Pending resolution of the remand, a final decision has not been made in this case. However, since reversal and remand necessitate the issuance of a new decision and order by the hearing officer, a party who wishes to appeal from such new decision must file a request for review not later than 15 days after the date on which such new decision is received from the Commission’s Division of Hearings, pursuant to Section 410.202 which was amended June 17, 2001, to exclude Saturdays and Sundays and holidays listed in Section 662.003 of the Texas Government Code in the computation of the 15-day appeal and response periods. See Texas Workers’ Compensation Commission Appeal No. 92642, decided January 20, 1993.

The true corporate name of the insurance carrier is TEXAS PROPERTY AND CASUALTY INSURANCE GUARANTY ASSOCIATION for Phico Insurance Company, an impaired carrier and the name and address of its registered agent for service of process is

MARVIN KELLY, EXECUTIVE DIRECTOR

9120 BURNET ROAD

AUSTIN, TEXAS 78758.

Judy L. S. Barnes

CONCUR:

Elaine M. Chaney – Appeals Judge

DISSENTING OPINION:

I find myself in agreement with much in the majority opinion.
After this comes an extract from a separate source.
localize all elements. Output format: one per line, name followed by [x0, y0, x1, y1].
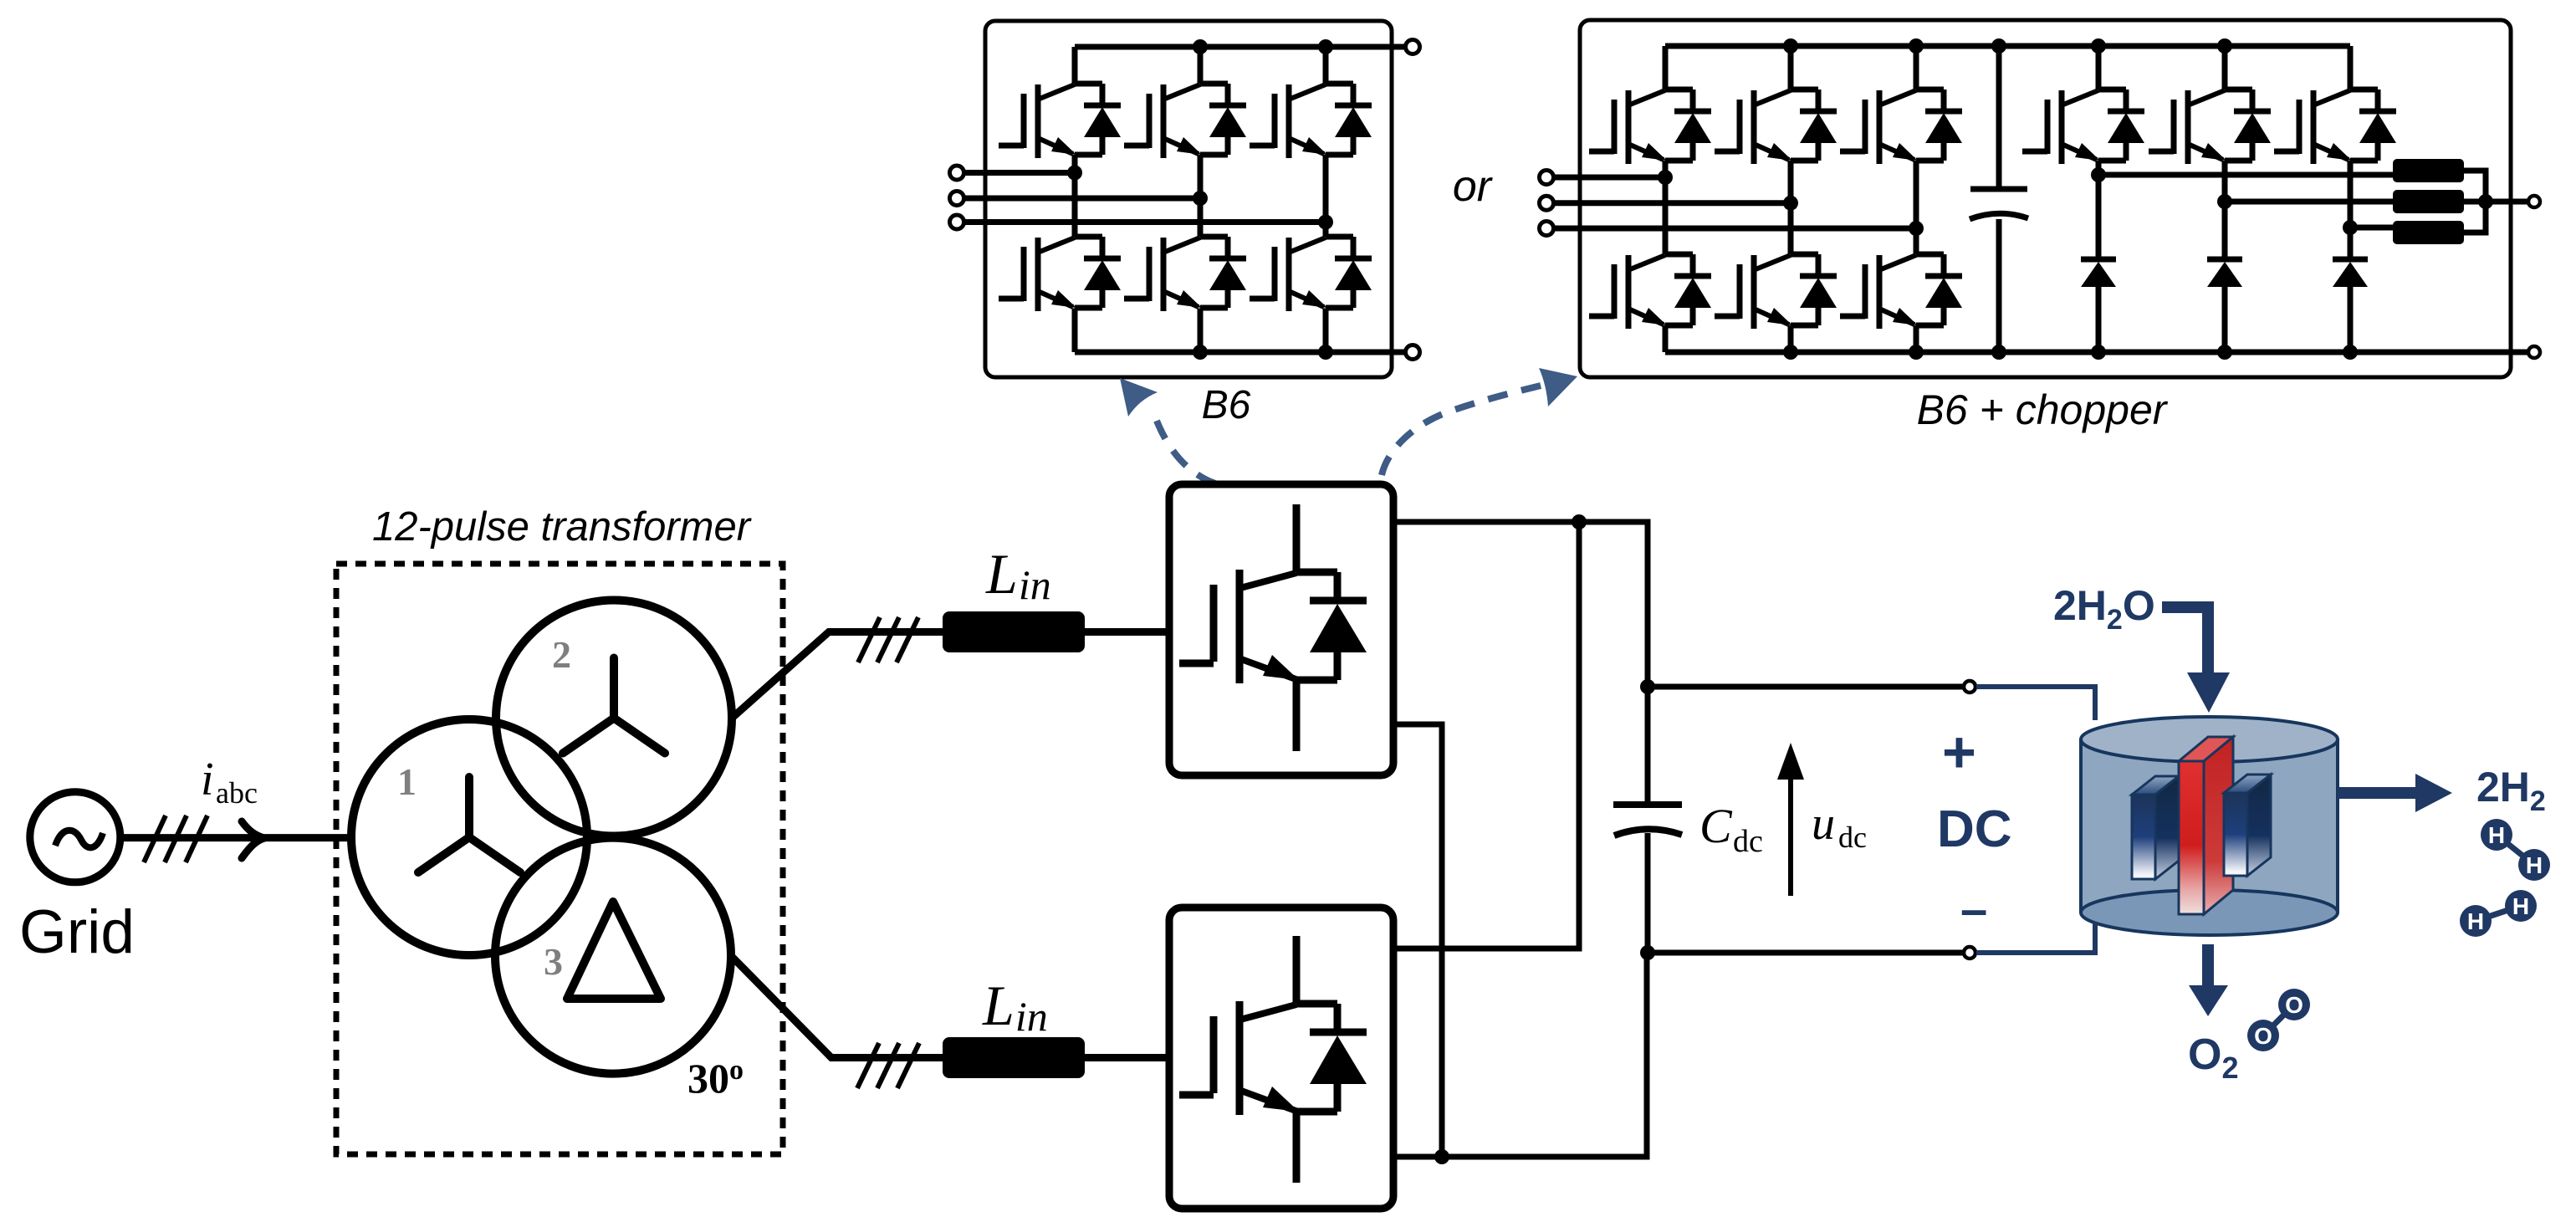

However, with all respect and affection for my colleagues in the majority, I am constrained to dissent because I must disagree with the result. I would not remand this case back to the hearing officer. To remand this case back to the hearing officer for not applying Rule 130.1(c)(3), which was not in effect at the time of the hearing, dispenses with any pretense to prospectively, as opposed to retroactively, applying the law. While the majority opinion is certainly consistent with Appeal No. 040313-s, supra, I believe that Appeal No. 040313-s was wrongly decided because it also required a hearing officer to apply a rule prior to its effective date. I would affirm the hearing officer’s giving presumptive weight to the report of the designated doctor. I do not address the claimant’s point of error concerning whether the designated doctor properly used the combining tables of the AMA Guides as any expression of my opinion on this subject would be purely academic as the majority has decided to remand the case.

Gary L. Kilgore – Appeals Judge

  1. We acknowledge recent flux in this area of the law. See generally Texas Workers’ Compensation Commission Appeal No. 033128-s, decided January 28, 2004 (interpreting Texas Workers’ Compensation Commission (Commission) Advisory 2003-10); Rule 130.1(c)(3).